Sleep fragmentation induces reduction of synapsin II in rat hippocampus

Abstract

Continuation of sleep is important for learning and memory. Some proteins are differentially expressed in specific brain regions by normal sleep/wake cycle or sleep deprivation, suggesting that specific proteins are regulated by sleep/wake cycle and could play an important role in regulation of normal brain function associated with sleep in the regions. The hippocampus is a major region of the brain accounting for memory formation and organization, and its specific function could be altered by change of synapse-related molecular components. To examine sleep fragmentation-induced alteration of proteins in the hippocampus, two-dimensional gel electrophoresis was performed. Thirty-six male Wistar rats were randomly divided into the home cage group, sleep fragmentation group, and exercise control group. Four day sleep fragmentation was accomplished by a forced walking wheel system with a wheel on/off cycle of 30-s on/90-s off to mimic the arousal that is common in patients with severe sleep apnea. Time interval of exercise control was set at 10 min on/30 min off. Of 58 spots that were differentially expressed among the groups, one protein was consistently reduced in the sleep fragmented group compared to other groups.

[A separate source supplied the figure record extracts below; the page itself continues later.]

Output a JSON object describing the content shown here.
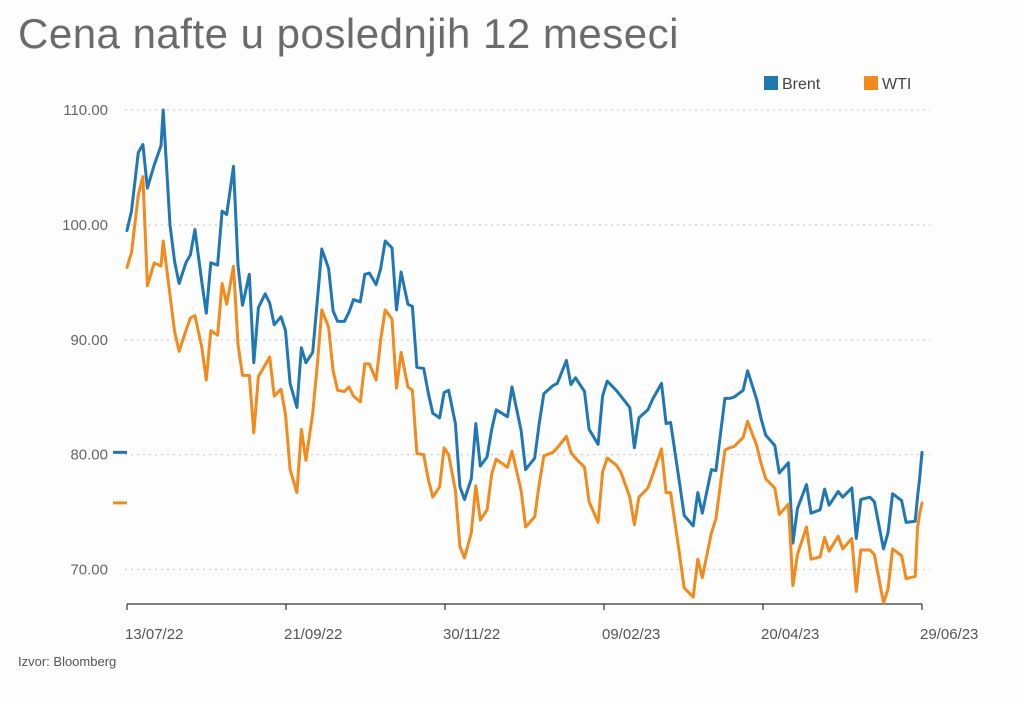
{
  "chart_data": {
    "type": "line",
    "title": "Cena nafte u poslednjih 12 meseci",
    "source": "Izvor: Bloomberg",
    "xlabel": "",
    "ylabel": "",
    "ylim": [
      67,
      110
    ],
    "y_ticks": [
      "110.00",
      "100.00",
      "90.00",
      "80.00",
      "70.00"
    ],
    "y_tick_values": [
      110,
      100,
      90,
      80,
      70
    ],
    "x_tick_labels": [
      "13/07/22",
      "21/09/22",
      "30/11/22",
      "09/02/23",
      "20/04/23",
      "29/06/23"
    ],
    "x_range": [
      "2022-07-13",
      "2023-06-29"
    ],
    "grid": "horizontal dotted",
    "legend_position": "top-right",
    "series": [
      {
        "name": "Brent",
        "color": "#1f77b4",
        "last_value": 80.2,
        "points": [
          [
            "2022-07-13",
            99.5
          ],
          [
            "2022-07-15",
            101.2
          ],
          [
            "2022-07-18",
            106.3
          ],
          [
            "2022-07-20",
            107.0
          ],
          [
            "2022-07-22",
            103.2
          ],
          [
            "2022-07-25",
            105.2
          ],
          [
            "2022-07-28",
            106.9
          ],
          [
            "2022-07-29",
            110.0
          ],
          [
            "2022-08-01",
            100.0
          ],
          [
            "2022-08-03",
            96.8
          ],
          [
            "2022-08-05",
            94.9
          ],
          [
            "2022-08-08",
            96.7
          ],
          [
            "2022-08-10",
            97.4
          ],
          [
            "2022-08-12",
            99.6
          ],
          [
            "2022-08-15",
            95.1
          ],
          [
            "2022-08-17",
            92.3
          ],
          [
            "2022-08-19",
            96.7
          ],
          [
            "2022-08-22",
            96.5
          ],
          [
            "2022-08-24",
            101.2
          ],
          [
            "2022-08-26",
            100.9
          ],
          [
            "2022-08-29",
            105.1
          ],
          [
            "2022-08-31",
            96.5
          ],
          [
            "2022-09-02",
            93.0
          ],
          [
            "2022-09-05",
            95.7
          ],
          [
            "2022-09-07",
            88.0
          ],
          [
            "2022-09-09",
            92.8
          ],
          [
            "2022-09-12",
            94.0
          ],
          [
            "2022-09-14",
            93.2
          ],
          [
            "2022-09-16",
            91.3
          ],
          [
            "2022-09-19",
            92.0
          ],
          [
            "2022-09-21",
            90.8
          ],
          [
            "2022-09-23",
            86.2
          ],
          [
            "2022-09-26",
            84.1
          ],
          [
            "2022-09-28",
            89.3
          ],
          [
            "2022-09-30",
            88.0
          ],
          [
            "2022-10-03",
            88.9
          ],
          [
            "2022-10-05",
            93.4
          ],
          [
            "2022-10-07",
            97.9
          ],
          [
            "2022-10-10",
            96.2
          ],
          [
            "2022-10-12",
            92.5
          ],
          [
            "2022-10-14",
            91.6
          ],
          [
            "2022-10-17",
            91.6
          ],
          [
            "2022-10-19",
            92.4
          ],
          [
            "2022-10-21",
            93.5
          ],
          [
            "2022-10-24",
            93.3
          ],
          [
            "2022-10-26",
            95.7
          ],
          [
            "2022-10-28",
            95.8
          ],
          [
            "2022-10-31",
            94.8
          ],
          [
            "2022-11-02",
            96.2
          ],
          [
            "2022-11-04",
            98.6
          ],
          [
            "2022-11-07",
            98.0
          ],
          [
            "2022-11-09",
            92.6
          ],
          [
            "2022-11-11",
            95.9
          ],
          [
            "2022-11-14",
            93.1
          ],
          [
            "2022-11-16",
            92.9
          ],
          [
            "2022-11-18",
            87.6
          ],
          [
            "2022-11-21",
            87.5
          ],
          [
            "2022-11-23",
            85.4
          ],
          [
            "2022-11-25",
            83.6
          ],
          [
            "2022-11-28",
            83.2
          ],
          [
            "2022-11-30",
            85.4
          ],
          [
            "2022-12-02",
            85.6
          ],
          [
            "2022-12-05",
            82.7
          ],
          [
            "2022-12-07",
            77.2
          ],
          [
            "2022-12-09",
            76.1
          ],
          [
            "2022-12-12",
            77.9
          ],
          [
            "2022-12-14",
            82.7
          ],
          [
            "2022-12-16",
            79.0
          ],
          [
            "2022-12-19",
            79.8
          ],
          [
            "2022-12-21",
            82.2
          ],
          [
            "2022-12-23",
            83.9
          ],
          [
            "2022-12-28",
            83.3
          ],
          [
            "2022-12-30",
            85.9
          ],
          [
            "2023-01-03",
            82.1
          ],
          [
            "2023-01-05",
            78.7
          ],
          [
            "2023-01-09",
            79.7
          ],
          [
            "2023-01-11",
            82.7
          ],
          [
            "2023-01-13",
            85.3
          ],
          [
            "2023-01-17",
            86.0
          ],
          [
            "2023-01-19",
            86.2
          ],
          [
            "2023-01-23",
            88.2
          ],
          [
            "2023-01-25",
            86.1
          ],
          [
            "2023-01-27",
            86.7
          ],
          [
            "2023-01-31",
            85.5
          ],
          [
            "2023-02-02",
            82.2
          ],
          [
            "2023-02-06",
            80.9
          ],
          [
            "2023-02-08",
            85.1
          ],
          [
            "2023-02-10",
            86.4
          ],
          [
            "2023-02-14",
            85.6
          ],
          [
            "2023-02-16",
            85.1
          ],
          [
            "2023-02-20",
            84.1
          ],
          [
            "2023-02-22",
            80.6
          ],
          [
            "2023-02-24",
            83.2
          ],
          [
            "2023-02-28",
            83.9
          ],
          [
            "2023-03-02",
            84.8
          ],
          [
            "2023-03-06",
            86.2
          ],
          [
            "2023-03-08",
            82.7
          ],
          [
            "2023-03-10",
            82.8
          ],
          [
            "2023-03-14",
            77.5
          ],
          [
            "2023-03-16",
            74.7
          ],
          [
            "2023-03-20",
            73.8
          ],
          [
            "2023-03-22",
            76.7
          ],
          [
            "2023-03-24",
            74.9
          ],
          [
            "2023-03-28",
            78.7
          ],
          [
            "2023-03-30",
            78.6
          ],
          [
            "2023-04-03",
            84.9
          ],
          [
            "2023-04-05",
            84.9
          ],
          [
            "2023-04-07",
            85.0
          ],
          [
            "2023-04-11",
            85.6
          ],
          [
            "2023-04-13",
            87.3
          ],
          [
            "2023-04-17",
            84.8
          ],
          [
            "2023-04-19",
            83.1
          ],
          [
            "2023-04-21",
            81.7
          ],
          [
            "2023-04-25",
            80.8
          ],
          [
            "2023-04-27",
            78.4
          ],
          [
            "2023-05-01",
            79.3
          ],
          [
            "2023-05-03",
            72.3
          ],
          [
            "2023-05-05",
            75.3
          ],
          [
            "2023-05-09",
            77.4
          ],
          [
            "2023-05-11",
            74.9
          ],
          [
            "2023-05-15",
            75.2
          ],
          [
            "2023-05-17",
            77.0
          ],
          [
            "2023-05-19",
            75.6
          ],
          [
            "2023-05-23",
            76.8
          ],
          [
            "2023-05-25",
            76.3
          ],
          [
            "2023-05-29",
            77.1
          ],
          [
            "2023-05-31",
            72.7
          ],
          [
            "2023-06-02",
            76.1
          ],
          [
            "2023-06-06",
            76.3
          ],
          [
            "2023-06-08",
            75.9
          ],
          [
            "2023-06-12",
            71.8
          ],
          [
            "2023-06-14",
            73.2
          ],
          [
            "2023-06-16",
            76.6
          ],
          [
            "2023-06-20",
            76.0
          ],
          [
            "2023-06-22",
            74.1
          ],
          [
            "2023-06-26",
            74.2
          ],
          [
            "2023-06-27",
            76.3
          ],
          [
            "2023-06-28",
            78.0
          ],
          [
            "2023-06-29",
            80.2
          ]
        ]
      },
      {
        "name": "WTI",
        "color": "#f28a1c",
        "last_value": 75.8,
        "points": [
          [
            "2022-07-13",
            96.3
          ],
          [
            "2022-07-15",
            97.6
          ],
          [
            "2022-07-18",
            102.6
          ],
          [
            "2022-07-20",
            104.2
          ],
          [
            "2022-07-22",
            94.7
          ],
          [
            "2022-07-25",
            96.7
          ],
          [
            "2022-07-28",
            96.4
          ],
          [
            "2022-07-29",
            98.6
          ],
          [
            "2022-08-01",
            93.9
          ],
          [
            "2022-08-03",
            90.7
          ],
          [
            "2022-08-05",
            89.0
          ],
          [
            "2022-08-08",
            90.8
          ],
          [
            "2022-08-10",
            91.9
          ],
          [
            "2022-08-12",
            92.1
          ],
          [
            "2022-08-15",
            89.4
          ],
          [
            "2022-08-17",
            86.5
          ],
          [
            "2022-08-19",
            90.8
          ],
          [
            "2022-08-22",
            90.4
          ],
          [
            "2022-08-24",
            94.9
          ],
          [
            "2022-08-26",
            93.1
          ],
          [
            "2022-08-29",
            96.4
          ],
          [
            "2022-08-31",
            89.6
          ],
          [
            "2022-09-02",
            86.9
          ],
          [
            "2022-09-05",
            86.9
          ],
          [
            "2022-09-07",
            81.9
          ],
          [
            "2022-09-09",
            86.8
          ],
          [
            "2022-09-12",
            87.8
          ],
          [
            "2022-09-14",
            88.5
          ],
          [
            "2022-09-16",
            85.1
          ],
          [
            "2022-09-19",
            85.7
          ],
          [
            "2022-09-21",
            83.5
          ],
          [
            "2022-09-23",
            78.7
          ],
          [
            "2022-09-26",
            76.7
          ],
          [
            "2022-09-28",
            82.2
          ],
          [
            "2022-09-30",
            79.5
          ],
          [
            "2022-10-03",
            83.6
          ],
          [
            "2022-10-05",
            87.8
          ],
          [
            "2022-10-07",
            92.6
          ],
          [
            "2022-10-10",
            91.1
          ],
          [
            "2022-10-12",
            87.3
          ],
          [
            "2022-10-14",
            85.6
          ],
          [
            "2022-10-17",
            85.5
          ],
          [
            "2022-10-19",
            85.9
          ],
          [
            "2022-10-21",
            85.1
          ],
          [
            "2022-10-24",
            84.6
          ],
          [
            "2022-10-26",
            87.9
          ],
          [
            "2022-10-28",
            87.9
          ],
          [
            "2022-10-31",
            86.5
          ],
          [
            "2022-11-02",
            90.0
          ],
          [
            "2022-11-04",
            92.6
          ],
          [
            "2022-11-07",
            91.8
          ],
          [
            "2022-11-09",
            85.8
          ],
          [
            "2022-11-11",
            88.9
          ],
          [
            "2022-11-14",
            85.9
          ],
          [
            "2022-11-16",
            85.6
          ],
          [
            "2022-11-18",
            80.1
          ],
          [
            "2022-11-21",
            80.0
          ],
          [
            "2022-11-23",
            77.9
          ],
          [
            "2022-11-25",
            76.3
          ],
          [
            "2022-11-28",
            77.2
          ],
          [
            "2022-11-30",
            80.6
          ],
          [
            "2022-12-02",
            80.0
          ],
          [
            "2022-12-05",
            76.9
          ],
          [
            "2022-12-07",
            72.0
          ],
          [
            "2022-12-09",
            71.0
          ],
          [
            "2022-12-12",
            73.2
          ],
          [
            "2022-12-14",
            77.3
          ],
          [
            "2022-12-16",
            74.3
          ],
          [
            "2022-12-19",
            75.2
          ],
          [
            "2022-12-21",
            78.3
          ],
          [
            "2022-12-23",
            79.6
          ],
          [
            "2022-12-28",
            78.9
          ],
          [
            "2022-12-30",
            80.3
          ],
          [
            "2023-01-03",
            76.9
          ],
          [
            "2023-01-05",
            73.7
          ],
          [
            "2023-01-09",
            74.6
          ],
          [
            "2023-01-11",
            77.4
          ],
          [
            "2023-01-13",
            79.9
          ],
          [
            "2023-01-17",
            80.2
          ],
          [
            "2023-01-19",
            80.6
          ],
          [
            "2023-01-23",
            81.6
          ],
          [
            "2023-01-25",
            80.2
          ],
          [
            "2023-01-27",
            79.7
          ],
          [
            "2023-01-31",
            78.9
          ],
          [
            "2023-02-02",
            75.9
          ],
          [
            "2023-02-06",
            74.1
          ],
          [
            "2023-02-08",
            78.5
          ],
          [
            "2023-02-10",
            79.7
          ],
          [
            "2023-02-14",
            79.1
          ],
          [
            "2023-02-16",
            78.5
          ],
          [
            "2023-02-20",
            76.3
          ],
          [
            "2023-02-22",
            73.9
          ],
          [
            "2023-02-24",
            76.3
          ],
          [
            "2023-02-28",
            77.1
          ],
          [
            "2023-03-02",
            78.2
          ],
          [
            "2023-03-06",
            80.5
          ],
          [
            "2023-03-08",
            76.7
          ],
          [
            "2023-03-10",
            76.7
          ],
          [
            "2023-03-14",
            71.3
          ],
          [
            "2023-03-16",
            68.4
          ],
          [
            "2023-03-20",
            67.6
          ],
          [
            "2023-03-22",
            70.9
          ],
          [
            "2023-03-24",
            69.3
          ],
          [
            "2023-03-28",
            73.2
          ],
          [
            "2023-03-30",
            74.4
          ],
          [
            "2023-04-03",
            80.4
          ],
          [
            "2023-04-05",
            80.6
          ],
          [
            "2023-04-07",
            80.7
          ],
          [
            "2023-04-11",
            81.5
          ],
          [
            "2023-04-13",
            82.9
          ],
          [
            "2023-04-17",
            80.8
          ],
          [
            "2023-04-19",
            79.2
          ],
          [
            "2023-04-21",
            77.9
          ],
          [
            "2023-04-25",
            77.1
          ],
          [
            "2023-04-27",
            74.8
          ],
          [
            "2023-05-01",
            75.7
          ],
          [
            "2023-05-03",
            68.6
          ],
          [
            "2023-05-05",
            71.3
          ],
          [
            "2023-05-09",
            73.7
          ],
          [
            "2023-05-11",
            70.9
          ],
          [
            "2023-05-15",
            71.1
          ],
          [
            "2023-05-17",
            72.8
          ],
          [
            "2023-05-19",
            71.6
          ],
          [
            "2023-05-23",
            72.9
          ],
          [
            "2023-05-25",
            71.8
          ],
          [
            "2023-05-29",
            72.7
          ],
          [
            "2023-05-31",
            68.1
          ],
          [
            "2023-06-02",
            71.7
          ],
          [
            "2023-06-06",
            71.7
          ],
          [
            "2023-06-08",
            71.3
          ],
          [
            "2023-06-12",
            67.1
          ],
          [
            "2023-06-14",
            68.3
          ],
          [
            "2023-06-16",
            71.8
          ],
          [
            "2023-06-20",
            71.2
          ],
          [
            "2023-06-22",
            69.2
          ],
          [
            "2023-06-26",
            69.4
          ],
          [
            "2023-06-27",
            73.6
          ],
          [
            "2023-06-28",
            74.9
          ],
          [
            "2023-06-29",
            75.8
          ]
        ]
      }
    ]
  }
}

The protein was identified as synapsin IIa by MALDI-TOF mass spectrometry. Real-time polymerase chain reaction and Western blot analysis confirmed downregulated expression of synapsin IIa and another isoform, synapsin IIb. The results suggest that sleep fragmentation induces molecular changes accounting for neurotransmitter release, integrity of the reserve synaptic vesicle pool, and synaptic plasticity.